Paris conference tries to help Lebanon after Hariri crisis
Beirut - Lebanese Prime Minister Saad Hariri issued an international appeal intended to help the country through its present difficulties as it emerges from a highly unique political crisis.
The Paris conference, which addressed Lebanon’s “sovereignty, stability and security,” was opened December 8 by French President Emmanuel Macron, attended by Hariri and co-chaired by French Foreign Minister Jean-Yves Le Drian and UN Deputy Secretary-General Amina Mohammed.
Also in attendance was US Secretary of State Rex Tillerson, who, after meeting with Hariri, spoke of the need to “encourage” Lebanese officialdom to “move more aggressively” against Hezbollah.
That is something easier said than done, considering that Hezbollah has the upper hand in Lebanese domestic politics. The group maintains direct control over two seats in government and 12 in parliament, in addition to controlling over double the number of affiliates, partners and proxies.
What observers are certain of is that Hezbollah has not been weakened or crushed by its open participation in the war in Syria and that its weapons arsenal remains intact. This means that, no matter how much money is pumped into the Lebanese Army, it will never match the might of Hezbollah.
The conference was not without precedent. In March 2014, the International Support Group for Lebanon staged a high-profile gathering in Paris aimed at elevating the country’s economic woes and obligations considering the mushrooming Syrian refugee crisis. It promised to support the country’s lagging political process and, again, bolster the Lebanese Army for it to meet — if not match — the capabilities of Hezbollah. French President Francois Hollande pledged 100 million euros ($117.5 million) to Lebanon and tried, with little luck, to ensure Lebanon’s neutrality in the proxy war between Iran and Saudi Arabia.

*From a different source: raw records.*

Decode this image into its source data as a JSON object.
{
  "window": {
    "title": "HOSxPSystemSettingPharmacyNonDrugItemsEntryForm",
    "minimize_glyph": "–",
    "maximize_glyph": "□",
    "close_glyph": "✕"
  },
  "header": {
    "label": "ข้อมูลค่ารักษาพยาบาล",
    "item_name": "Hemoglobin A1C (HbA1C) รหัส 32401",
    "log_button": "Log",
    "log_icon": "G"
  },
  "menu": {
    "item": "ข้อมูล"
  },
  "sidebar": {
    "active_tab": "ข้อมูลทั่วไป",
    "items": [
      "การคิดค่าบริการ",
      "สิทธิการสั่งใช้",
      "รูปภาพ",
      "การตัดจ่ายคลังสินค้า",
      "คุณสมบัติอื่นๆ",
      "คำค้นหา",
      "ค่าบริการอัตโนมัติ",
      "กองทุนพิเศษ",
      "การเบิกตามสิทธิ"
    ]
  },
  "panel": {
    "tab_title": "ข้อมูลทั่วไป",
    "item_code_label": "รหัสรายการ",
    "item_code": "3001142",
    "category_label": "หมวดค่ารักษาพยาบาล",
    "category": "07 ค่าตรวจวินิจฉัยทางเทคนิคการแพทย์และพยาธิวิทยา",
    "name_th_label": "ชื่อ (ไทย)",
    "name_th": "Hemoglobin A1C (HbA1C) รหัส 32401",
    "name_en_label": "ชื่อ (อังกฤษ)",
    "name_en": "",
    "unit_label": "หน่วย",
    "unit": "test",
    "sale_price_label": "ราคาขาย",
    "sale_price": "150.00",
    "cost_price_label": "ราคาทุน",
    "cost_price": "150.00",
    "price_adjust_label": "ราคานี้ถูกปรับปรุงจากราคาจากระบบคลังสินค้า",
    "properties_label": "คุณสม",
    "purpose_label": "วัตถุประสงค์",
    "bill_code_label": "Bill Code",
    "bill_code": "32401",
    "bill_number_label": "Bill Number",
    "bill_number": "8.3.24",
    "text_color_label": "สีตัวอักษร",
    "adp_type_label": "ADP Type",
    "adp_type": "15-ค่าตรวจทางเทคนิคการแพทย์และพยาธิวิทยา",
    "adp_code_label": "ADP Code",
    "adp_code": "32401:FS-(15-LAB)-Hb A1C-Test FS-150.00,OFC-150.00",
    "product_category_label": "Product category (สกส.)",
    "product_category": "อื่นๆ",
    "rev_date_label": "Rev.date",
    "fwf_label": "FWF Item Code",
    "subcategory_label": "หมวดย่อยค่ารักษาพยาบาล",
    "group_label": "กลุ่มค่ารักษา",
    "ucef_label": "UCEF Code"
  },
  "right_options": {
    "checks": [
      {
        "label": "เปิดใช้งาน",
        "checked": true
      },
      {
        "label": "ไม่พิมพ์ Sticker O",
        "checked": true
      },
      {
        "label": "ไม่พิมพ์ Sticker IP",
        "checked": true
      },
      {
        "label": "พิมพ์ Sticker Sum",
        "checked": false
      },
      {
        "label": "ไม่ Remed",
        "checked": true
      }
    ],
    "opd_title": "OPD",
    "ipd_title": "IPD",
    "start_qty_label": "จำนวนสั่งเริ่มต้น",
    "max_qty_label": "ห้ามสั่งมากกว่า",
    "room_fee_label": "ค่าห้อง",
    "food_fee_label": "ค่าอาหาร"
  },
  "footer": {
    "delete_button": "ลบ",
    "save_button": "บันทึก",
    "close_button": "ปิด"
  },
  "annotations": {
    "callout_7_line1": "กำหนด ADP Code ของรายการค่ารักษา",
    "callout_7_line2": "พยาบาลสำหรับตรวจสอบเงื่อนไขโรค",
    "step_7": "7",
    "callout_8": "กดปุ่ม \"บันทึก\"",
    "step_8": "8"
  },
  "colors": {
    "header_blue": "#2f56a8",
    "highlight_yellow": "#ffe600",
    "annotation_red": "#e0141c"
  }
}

Sadly, none of the above was achieved. Syrian refugees kept pouring into Lebanon, especially the following year. The cost of feeding them, housing them, sending them to school and providing them with electricity and water was colossal for a country unable to satisfy its own citizens.
Consequently, in June 2014, the Support Group had a conference in Rome, this time to cement the international community’s commitments to the Lebanese Army. On that front, as well, nothing happened. Lebanon’s armed forces remain no match for Hezbollah.
It was only natural for Macron to open the most recent proceedings. The president assumed office last May, taking his time with domestic issues before getting worked up in complex foreign policy issues such as those involving the Middle East.
The crux of his country’s attention in the region, however, has always been Lebanon. A colony during 1920-43, Lebanon has occupied the agenda of every French leader since Raymond Poincare, who served as president from 1913- 20. The French helped set up Lebanon’s modern infrastructure and modern city planning. They introduced European institutions such as parliament and a constitution into Lebanese politics. They were committed to supporting Christian rights in Lebanon and providing support for the armed forces and were also involved in the country’s reconstruction after the 1975-90 civil war.
While Macron was settling into the Elysee Palace, Lebanon was going through a political earthquake. Making use of France’s absence, Riyadh is said to have asked its proxy in Lebanese politics, Prime Minister Saad Hariri, to step down in early November. It toyed with the idea of imposing crippling banking sanctions on the country. There was speculation about an Israeli military intervention that would have destroyed Hezbollah — and the entire country along with it.
Hariri’s resignation announcement November 4 plunged Lebanon into the unknown, threatening the short-term political future of Lebanese Sunnis and possibly serving as a blessing in disguise for his opponents to overrun the state. Macron considered the resignation a very bad move — with horrible consequences, especially that it triggered speculation that Hariri himself was being “held against his will” in Saudi Arabia amid a crackdown on powerful emirs carried out by Saudi Crown Prince Mohammad bin Salman bin Abdulaziz.
Two weeks into the resignation, Macron invited Hariri to Paris and lunched with the Lebanese prime minister and his family. He spoke on the phone with Lebanese President Michel Aoun and brokered Hariri’s safe return to Beirut and the withdrawal of his resignation.
Aoun promised to lead a national dialogue conference in Beirut and, in return, Macron said he would call on the International Support Group to meet in Paris and help Lebanon.
It is far from clear what the Paris conference would achieve for Lebanon. If Hezbollah does not quit the scene or is disarmed, Saudi Arabia would never walk away, nor would it let its Lebanese allies do so. The same applies to Iran, which always points fingers at Saudi proxies in Lebanese domestics.
Bolstering the Lebanese economy would be painfully difficult. Who in the international community would invest in a country torn apart by internal conflict and co-ruled by a non-state player?
The only thing that Paris could achieve is to maintain the status quo — keep all sides satisfied, content and quiet to avoid plunging the country into more chaos while waiting for a regional settlement to mature, which would enforce a long-term solution, or truce, in Lebanon.